Un romancier berger qui n'en faisait pas tout

un fromage !

THIRION Louis : Un portrait.

Né le 25 octobre 1923 à Neufchâteau dans les Vosges, Louis Thirion s'est éteint le 9 décembre 2011 à Paris.

Après une enfance qui l'entraîne des Vosges jusqu'à Dieppe en passant par les Basses-Alpes (devenues Alpes de Haute Provence) Louis Thirion sera marqué par la tentative sanglante de débarquement Anglo-Canadien le 19 août 1942, qu'il voit d'une fenêtre de la maison familiale. Ce jour là il passe du statut d'adolescent à celui d'adulte.

A cette époque il s'intéresse surtout au "bricolage" scientifique utilisant pour cela l'imposant matériel abandonné par son père, pionnier de la radio et collaborateur aux premières émissions de Radio Tour Eiffel. Ce qui l'amène à monter des postes émetteurs clandestins, établissant des liaisons radio avec des chalutiers navigant dans la Manche, ce qui se traduitt par une certaine confusion et engendre quelques enquêtes gênantes. Ce qui l'a amené à devenir interprète pour l'armée américaine, pour le 195 Rail of Batellion, en 1944.
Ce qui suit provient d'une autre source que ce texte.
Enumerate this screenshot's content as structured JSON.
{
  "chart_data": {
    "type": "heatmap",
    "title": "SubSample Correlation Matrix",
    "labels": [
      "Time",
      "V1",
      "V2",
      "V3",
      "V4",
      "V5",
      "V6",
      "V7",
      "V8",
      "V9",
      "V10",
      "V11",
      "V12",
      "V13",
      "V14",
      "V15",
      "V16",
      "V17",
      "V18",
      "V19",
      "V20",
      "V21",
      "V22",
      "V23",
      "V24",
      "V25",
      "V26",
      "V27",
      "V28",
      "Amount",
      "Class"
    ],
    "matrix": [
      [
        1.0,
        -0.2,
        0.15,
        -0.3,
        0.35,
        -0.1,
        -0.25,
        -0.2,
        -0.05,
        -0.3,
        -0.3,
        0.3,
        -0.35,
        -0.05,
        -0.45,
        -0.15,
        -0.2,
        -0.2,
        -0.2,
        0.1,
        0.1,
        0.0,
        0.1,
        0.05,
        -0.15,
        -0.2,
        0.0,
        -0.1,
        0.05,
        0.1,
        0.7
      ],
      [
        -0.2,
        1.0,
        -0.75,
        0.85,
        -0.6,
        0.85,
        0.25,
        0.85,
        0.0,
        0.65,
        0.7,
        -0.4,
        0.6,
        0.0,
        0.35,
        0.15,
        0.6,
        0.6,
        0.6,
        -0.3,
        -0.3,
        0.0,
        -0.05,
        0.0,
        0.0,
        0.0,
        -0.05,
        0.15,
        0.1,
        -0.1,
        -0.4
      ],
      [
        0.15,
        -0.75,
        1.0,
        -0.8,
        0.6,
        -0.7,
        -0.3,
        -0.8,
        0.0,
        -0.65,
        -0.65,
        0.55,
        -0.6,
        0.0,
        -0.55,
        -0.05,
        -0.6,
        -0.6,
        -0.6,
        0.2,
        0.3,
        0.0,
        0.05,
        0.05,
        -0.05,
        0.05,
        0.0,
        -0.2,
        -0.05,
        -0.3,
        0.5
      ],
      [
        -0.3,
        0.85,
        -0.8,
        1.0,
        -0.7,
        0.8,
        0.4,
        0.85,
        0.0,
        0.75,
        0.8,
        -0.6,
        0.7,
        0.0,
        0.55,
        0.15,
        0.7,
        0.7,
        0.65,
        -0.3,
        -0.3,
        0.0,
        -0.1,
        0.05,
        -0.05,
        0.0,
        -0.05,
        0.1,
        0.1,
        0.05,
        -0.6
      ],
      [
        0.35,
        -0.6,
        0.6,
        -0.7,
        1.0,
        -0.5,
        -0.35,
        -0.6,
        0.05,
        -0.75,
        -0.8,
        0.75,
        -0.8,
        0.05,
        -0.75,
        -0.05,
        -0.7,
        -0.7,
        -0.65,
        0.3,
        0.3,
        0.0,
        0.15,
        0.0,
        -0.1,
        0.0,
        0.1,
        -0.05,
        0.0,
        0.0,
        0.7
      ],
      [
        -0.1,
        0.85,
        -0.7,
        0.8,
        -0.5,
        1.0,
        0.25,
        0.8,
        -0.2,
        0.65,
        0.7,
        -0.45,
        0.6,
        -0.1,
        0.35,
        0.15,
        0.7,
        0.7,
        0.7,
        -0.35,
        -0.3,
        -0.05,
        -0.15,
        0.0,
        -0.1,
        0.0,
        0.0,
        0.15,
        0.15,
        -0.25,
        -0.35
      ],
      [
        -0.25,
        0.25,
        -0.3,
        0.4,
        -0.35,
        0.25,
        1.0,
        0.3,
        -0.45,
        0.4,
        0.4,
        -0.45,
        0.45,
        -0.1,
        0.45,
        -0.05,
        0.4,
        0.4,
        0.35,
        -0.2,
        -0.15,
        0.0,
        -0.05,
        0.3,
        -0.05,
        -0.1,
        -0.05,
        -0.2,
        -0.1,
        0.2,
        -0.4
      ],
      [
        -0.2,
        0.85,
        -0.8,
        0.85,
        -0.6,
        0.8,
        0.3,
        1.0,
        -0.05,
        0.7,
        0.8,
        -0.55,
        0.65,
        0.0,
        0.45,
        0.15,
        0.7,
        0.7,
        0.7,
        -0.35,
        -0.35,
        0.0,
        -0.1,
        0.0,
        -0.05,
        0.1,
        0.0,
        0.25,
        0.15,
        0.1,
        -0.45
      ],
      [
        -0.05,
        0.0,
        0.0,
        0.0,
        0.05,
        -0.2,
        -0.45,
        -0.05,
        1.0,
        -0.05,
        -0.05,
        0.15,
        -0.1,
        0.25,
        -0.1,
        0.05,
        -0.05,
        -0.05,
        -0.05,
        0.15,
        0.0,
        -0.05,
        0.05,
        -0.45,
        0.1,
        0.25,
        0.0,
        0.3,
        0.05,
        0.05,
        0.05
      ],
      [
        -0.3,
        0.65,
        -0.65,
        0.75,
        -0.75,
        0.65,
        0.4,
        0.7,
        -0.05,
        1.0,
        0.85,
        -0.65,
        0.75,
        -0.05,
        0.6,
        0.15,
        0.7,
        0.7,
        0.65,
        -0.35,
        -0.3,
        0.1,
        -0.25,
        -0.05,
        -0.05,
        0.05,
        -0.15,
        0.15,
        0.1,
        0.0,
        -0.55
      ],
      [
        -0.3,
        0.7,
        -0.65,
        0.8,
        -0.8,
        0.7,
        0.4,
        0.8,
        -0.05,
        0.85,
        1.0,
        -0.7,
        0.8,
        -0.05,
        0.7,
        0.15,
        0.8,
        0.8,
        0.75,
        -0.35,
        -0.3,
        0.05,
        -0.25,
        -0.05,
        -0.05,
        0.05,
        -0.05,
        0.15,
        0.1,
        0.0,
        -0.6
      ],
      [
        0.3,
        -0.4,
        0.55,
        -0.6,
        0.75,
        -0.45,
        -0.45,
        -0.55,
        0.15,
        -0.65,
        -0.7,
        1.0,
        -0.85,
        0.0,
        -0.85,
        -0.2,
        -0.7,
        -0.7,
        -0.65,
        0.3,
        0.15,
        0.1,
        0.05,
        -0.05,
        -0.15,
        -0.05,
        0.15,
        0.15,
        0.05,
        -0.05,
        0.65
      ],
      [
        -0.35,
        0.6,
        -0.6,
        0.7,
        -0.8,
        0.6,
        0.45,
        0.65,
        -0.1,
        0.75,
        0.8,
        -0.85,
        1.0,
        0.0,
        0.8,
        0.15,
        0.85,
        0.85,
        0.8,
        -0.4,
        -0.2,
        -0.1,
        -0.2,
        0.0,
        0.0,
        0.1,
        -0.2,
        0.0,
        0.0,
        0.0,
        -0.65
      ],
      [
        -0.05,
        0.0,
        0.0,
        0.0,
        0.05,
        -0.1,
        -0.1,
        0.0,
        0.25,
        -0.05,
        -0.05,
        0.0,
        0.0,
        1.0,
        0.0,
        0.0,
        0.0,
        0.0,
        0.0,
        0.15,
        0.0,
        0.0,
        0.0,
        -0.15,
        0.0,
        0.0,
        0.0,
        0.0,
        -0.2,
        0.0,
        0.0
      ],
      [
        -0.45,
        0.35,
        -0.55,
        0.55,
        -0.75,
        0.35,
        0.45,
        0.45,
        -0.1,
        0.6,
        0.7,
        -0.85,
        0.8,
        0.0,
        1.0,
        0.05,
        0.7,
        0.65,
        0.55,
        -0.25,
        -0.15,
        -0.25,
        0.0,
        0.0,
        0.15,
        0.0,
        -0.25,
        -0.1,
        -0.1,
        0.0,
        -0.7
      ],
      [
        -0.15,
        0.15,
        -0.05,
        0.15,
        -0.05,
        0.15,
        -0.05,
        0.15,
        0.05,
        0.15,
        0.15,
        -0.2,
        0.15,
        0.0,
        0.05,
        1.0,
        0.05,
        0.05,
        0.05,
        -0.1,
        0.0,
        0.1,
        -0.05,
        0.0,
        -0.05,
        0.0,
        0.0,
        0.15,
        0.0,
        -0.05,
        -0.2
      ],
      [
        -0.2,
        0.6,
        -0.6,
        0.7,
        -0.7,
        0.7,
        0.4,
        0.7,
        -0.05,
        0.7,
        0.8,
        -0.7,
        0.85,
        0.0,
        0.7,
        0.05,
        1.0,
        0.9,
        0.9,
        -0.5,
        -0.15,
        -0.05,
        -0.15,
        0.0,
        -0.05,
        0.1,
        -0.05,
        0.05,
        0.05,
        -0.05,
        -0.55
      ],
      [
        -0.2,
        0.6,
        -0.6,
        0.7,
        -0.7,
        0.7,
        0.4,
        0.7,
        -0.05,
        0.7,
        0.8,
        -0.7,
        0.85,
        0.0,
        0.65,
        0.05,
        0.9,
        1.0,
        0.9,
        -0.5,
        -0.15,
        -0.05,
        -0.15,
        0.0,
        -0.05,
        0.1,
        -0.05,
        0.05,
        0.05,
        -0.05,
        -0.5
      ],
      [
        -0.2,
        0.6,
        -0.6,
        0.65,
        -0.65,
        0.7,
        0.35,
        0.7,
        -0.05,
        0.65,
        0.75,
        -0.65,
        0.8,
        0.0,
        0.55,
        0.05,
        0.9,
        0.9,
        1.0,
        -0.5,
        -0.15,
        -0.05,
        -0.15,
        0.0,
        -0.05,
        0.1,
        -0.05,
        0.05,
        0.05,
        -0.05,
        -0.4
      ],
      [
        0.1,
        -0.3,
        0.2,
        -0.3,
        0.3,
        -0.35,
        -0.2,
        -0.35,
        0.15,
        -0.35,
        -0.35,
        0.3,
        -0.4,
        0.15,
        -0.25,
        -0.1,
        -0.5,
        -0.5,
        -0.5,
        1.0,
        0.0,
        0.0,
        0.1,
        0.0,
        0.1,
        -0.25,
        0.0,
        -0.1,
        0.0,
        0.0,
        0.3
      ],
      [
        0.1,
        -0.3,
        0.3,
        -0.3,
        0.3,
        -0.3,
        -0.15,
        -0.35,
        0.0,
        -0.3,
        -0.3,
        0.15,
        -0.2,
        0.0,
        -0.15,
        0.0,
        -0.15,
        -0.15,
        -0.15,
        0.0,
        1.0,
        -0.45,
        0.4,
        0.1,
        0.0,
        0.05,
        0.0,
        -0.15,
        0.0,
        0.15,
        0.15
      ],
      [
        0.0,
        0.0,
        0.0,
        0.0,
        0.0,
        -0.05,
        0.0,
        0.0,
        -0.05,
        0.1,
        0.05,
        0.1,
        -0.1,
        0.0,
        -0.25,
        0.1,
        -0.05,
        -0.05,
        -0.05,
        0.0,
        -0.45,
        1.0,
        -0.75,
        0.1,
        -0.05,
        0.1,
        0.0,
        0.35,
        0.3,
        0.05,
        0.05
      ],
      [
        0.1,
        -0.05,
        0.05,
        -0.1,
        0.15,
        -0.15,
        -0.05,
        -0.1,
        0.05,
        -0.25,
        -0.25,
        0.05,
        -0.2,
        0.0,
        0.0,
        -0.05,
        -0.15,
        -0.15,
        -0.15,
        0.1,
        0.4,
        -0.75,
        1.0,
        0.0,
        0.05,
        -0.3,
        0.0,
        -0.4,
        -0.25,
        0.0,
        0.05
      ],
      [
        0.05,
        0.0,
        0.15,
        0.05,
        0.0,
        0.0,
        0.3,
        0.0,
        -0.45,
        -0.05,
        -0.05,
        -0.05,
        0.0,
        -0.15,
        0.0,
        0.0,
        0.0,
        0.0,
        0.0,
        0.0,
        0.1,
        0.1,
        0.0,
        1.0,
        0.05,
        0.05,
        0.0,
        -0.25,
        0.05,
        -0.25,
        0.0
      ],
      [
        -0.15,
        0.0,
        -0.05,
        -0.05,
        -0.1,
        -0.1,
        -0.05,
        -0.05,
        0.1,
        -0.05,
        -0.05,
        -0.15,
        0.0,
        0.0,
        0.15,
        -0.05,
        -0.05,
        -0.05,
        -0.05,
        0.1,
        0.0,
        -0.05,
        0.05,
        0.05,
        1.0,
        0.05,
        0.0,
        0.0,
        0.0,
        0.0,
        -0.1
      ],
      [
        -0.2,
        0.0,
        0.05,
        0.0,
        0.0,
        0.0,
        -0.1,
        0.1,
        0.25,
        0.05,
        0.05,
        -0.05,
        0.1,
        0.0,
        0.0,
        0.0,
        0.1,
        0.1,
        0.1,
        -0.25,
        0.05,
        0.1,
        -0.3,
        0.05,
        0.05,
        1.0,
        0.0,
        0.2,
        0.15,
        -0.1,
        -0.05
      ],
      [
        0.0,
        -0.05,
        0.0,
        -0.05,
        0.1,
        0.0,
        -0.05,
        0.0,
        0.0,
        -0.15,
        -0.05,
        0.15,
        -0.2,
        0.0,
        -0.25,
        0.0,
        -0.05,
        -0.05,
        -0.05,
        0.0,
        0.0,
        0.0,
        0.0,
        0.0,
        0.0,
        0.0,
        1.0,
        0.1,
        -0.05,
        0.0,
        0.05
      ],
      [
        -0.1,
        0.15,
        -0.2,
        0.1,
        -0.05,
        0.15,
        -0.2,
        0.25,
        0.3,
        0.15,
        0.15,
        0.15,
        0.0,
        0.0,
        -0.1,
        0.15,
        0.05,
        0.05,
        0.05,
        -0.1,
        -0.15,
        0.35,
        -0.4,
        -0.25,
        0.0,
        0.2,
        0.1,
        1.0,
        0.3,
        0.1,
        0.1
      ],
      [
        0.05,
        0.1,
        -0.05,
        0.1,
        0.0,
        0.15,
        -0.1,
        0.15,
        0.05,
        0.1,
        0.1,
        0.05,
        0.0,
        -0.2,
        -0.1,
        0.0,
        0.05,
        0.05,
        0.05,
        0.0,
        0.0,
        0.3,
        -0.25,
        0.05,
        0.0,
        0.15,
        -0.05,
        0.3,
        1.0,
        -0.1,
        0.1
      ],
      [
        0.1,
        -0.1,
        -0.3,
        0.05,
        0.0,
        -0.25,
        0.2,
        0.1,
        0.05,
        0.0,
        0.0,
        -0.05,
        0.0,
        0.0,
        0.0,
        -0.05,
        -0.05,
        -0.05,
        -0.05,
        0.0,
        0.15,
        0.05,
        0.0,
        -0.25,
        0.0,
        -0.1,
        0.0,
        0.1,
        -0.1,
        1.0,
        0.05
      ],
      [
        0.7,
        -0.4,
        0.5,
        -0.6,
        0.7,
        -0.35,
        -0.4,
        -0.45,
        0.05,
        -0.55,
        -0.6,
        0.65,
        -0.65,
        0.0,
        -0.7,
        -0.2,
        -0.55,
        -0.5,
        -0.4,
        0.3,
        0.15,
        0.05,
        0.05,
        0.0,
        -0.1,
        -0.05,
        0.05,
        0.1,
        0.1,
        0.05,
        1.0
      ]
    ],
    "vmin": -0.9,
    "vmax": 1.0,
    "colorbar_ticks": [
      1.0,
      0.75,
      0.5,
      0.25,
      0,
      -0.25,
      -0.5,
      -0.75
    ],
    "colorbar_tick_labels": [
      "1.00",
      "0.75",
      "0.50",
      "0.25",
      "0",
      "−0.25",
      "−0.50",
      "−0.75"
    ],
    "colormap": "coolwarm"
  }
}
Mais laissons la parole à Louis Thirion qui s'exprimait ainsi :

Plus tard, cette manie devait me créer des problèmes et je me souviens d'un certain soldat allemand venu imprudemment seul et sans arme acheter des œufs, qui me trouva écouteurs aux oreilles, en pleine zone interdite. Je ne sais pas lequel eut le plus peur des deux, mais je crois bien que cette maison, perdue dans le lacis inextricable des chemins creux normands, fut abandonnée par notre équipe en moins de dix minutes.

Plus tard, la paix revenue, je voyageai avec optimisme en Europe, à la recherche d'un moyen de gagner ma vie sans m'ennuyer. Mais de la pêche au thon pour laquelle je n'étais pas doué, en passant par le forage de puits de mine et la vente de calendriers polychromes, j'accumulais des expériences plus ou moins réussies.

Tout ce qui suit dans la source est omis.